Reform Jewish synagogue in New Jersey, US

Congregation Kol Ami (formerly Temple Emanuel) is a Reform Jewish congregation and synagogue located at 1101 Springdale Road, in Cherry Hill, Camden County, New Jersey, in the United States. The congregation was founded in 1950 on the western side of Cherry Hill, and moved in 1992 to Cherry Hill's east side. Its first rabbi was Herbert M. Yarrish, who served from 1956 to 1975. As of 2022, the senior rabbi is Jennifer L. Frenkel and the cantors are Rhoda J. Harrison and Neil Schnitzer.

==History==
Temple Emanuel was established in 1950 as Cherry Hill's first Reform Jewish congregation. They hired their first full-time rabbi, Herbert M. Yarrish, in 1956. Yarrish was a graduate of Harvard University, who had received a master's degree in Hebrew letters from Hebrew Union College in 1949.

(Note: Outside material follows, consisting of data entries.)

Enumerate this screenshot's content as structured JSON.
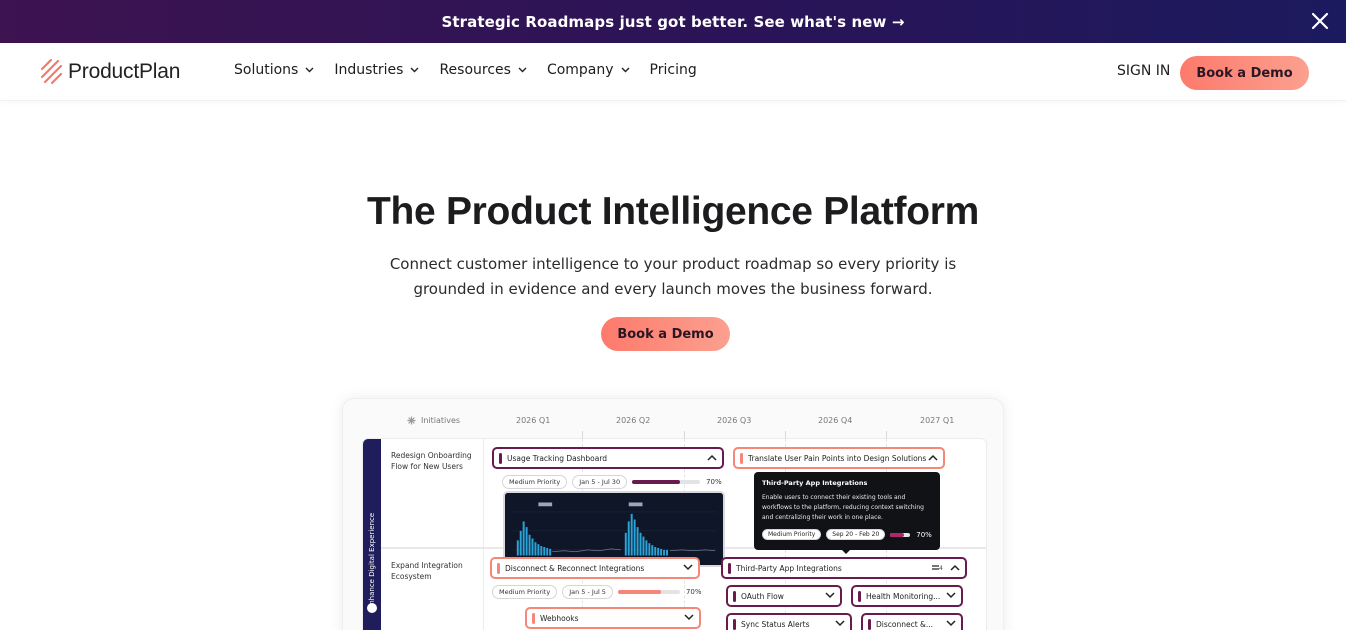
{
  "announcement": {
    "text": "Strategic Roadmaps just got better. See what's new →",
    "close_icon": "close-icon"
  },
  "nav": {
    "brand": "ProductPlan",
    "menu": [
      {
        "label": "Solutions"
      },
      {
        "label": "Industries"
      },
      {
        "label": "Resources"
      },
      {
        "label": "Company"
      },
      {
        "label": "Pricing"
      }
    ],
    "signin": "SIGN IN",
    "cta": "Book a Demo"
  },
  "hero": {
    "title": "The Product Intelligence Platform",
    "subtitle_line1": "Connect customer intelligence to your product roadmap so every priority is",
    "subtitle_line2": "grounded in evidence and every launch moves the business forward.",
    "cta": "Book a Demo"
  },
  "roadmap": {
    "initiatives_label": "Initiatives",
    "quarters": [
      "2026 Q1",
      "2026 Q2",
      "2026 Q3",
      "2026 Q4",
      "2027 Q1"
    ],
    "lane_label": "Enhance Digital Experience",
    "rows": [
      {
        "title_line1": "Redesign Onboarding",
        "title_line2": "Flow for New Users"
      },
      {
        "title_line1": "Expand Integration",
        "title_line2": "Ecosystem"
      }
    ],
    "bars": {
      "usage_tracking": {
        "label": "Usage Tracking Dashboard",
        "priority": "Medium Priority",
        "dates": "Jan 5 - Jul 30",
        "progress_pct": 70,
        "progress_text": "70%"
      },
      "translate": {
        "label": "Translate User Pain Points into Design Solutions"
      },
      "disconnect": {
        "label": "Disconnect & Reconnect Integrations",
        "priority": "Medium Priority",
        "dates": "Jan 5 - Jul 5",
        "progress_pct": 70,
        "progress_text": "70%"
      },
      "webhooks": {
        "label": "Webhooks"
      },
      "third_party": {
        "label": "Third-Party App Integrations",
        "count": "4"
      },
      "oauth": {
        "label": "OAuth Flow"
      },
      "health": {
        "label": "Health Monitoring..."
      },
      "sync": {
        "label": "Sync Status Alerts"
      },
      "disconnect_short": {
        "label": "Disconnect &..."
      }
    },
    "tooltip": {
      "title": "Third-Party App Integrations",
      "body": "Enable users to connect their existing tools and workflows to the platform, reducing context switching and centralizing their work in one place.",
      "priority": "Medium Priority",
      "dates": "Sep 20 - Feb 20",
      "progress_pct": 70,
      "progress_text": "70%"
    }
  },
  "colors": {
    "accent_coral": "#f58678",
    "plum": "#6a1b4d",
    "navy": "#1f1d5c",
    "announce_bg": "#2a1457"
  }
}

The members initially met in a variety of locations. In 1959, when membership reached approximately 300, the congregation broke ground on its first permanent synagogue building in Delaware Township, on Cherry Hill's west side. Jerome P. David joined as assistant rabbi in 1974.

Yarrish retired in 1975; following his retirement he worked as a stockbroker. He was succeeded as senior rabbi by Edwin N. Soslow, a role he filled until his death in 1987. Soslow was succeeded as senior rabbi by Jerome P. David. The congregation moved to its current building in eastern Cherry Hill in 1992.

In 2005, Temple Emanuel broke the world record for dreidel spinning, with 541 dreidels spun simultaneously for at least ten seconds. There were 578 participants, succeeding the previous record of 535 people by the University of Maryland Hillel in 1999. In 2010, members of Yeshiva University broke Temple Emanuel's record, by spinning a total of 618 dreidels.

In 2022, Congregation M'kor Shalom and Temple Emanuel merged into one synagogue, Congregation Kol Ami. Temple Emanuel's building was selected as the synagogue for the merged congregation.

==Current building==
The congregation acquired 9 acre of land on the east side of Cherry Hill (at the intersection of Springdale and Kresson Roads) in 1989, and began construction of a new synagogue building there. In 1992, the congregation moved to the new facilities, across from the Katz Jewish Community Center (which later opened in 1997). The facilities include a social hall (used for special occasions such as weddings, Bar and Bat Mitzvahs, and conferences), an industrial kitchen, an outdoor atrium (also used for Sukkot), a spacious lobby, chapel, sanctuary, library, preschool and Hebrew school complexes.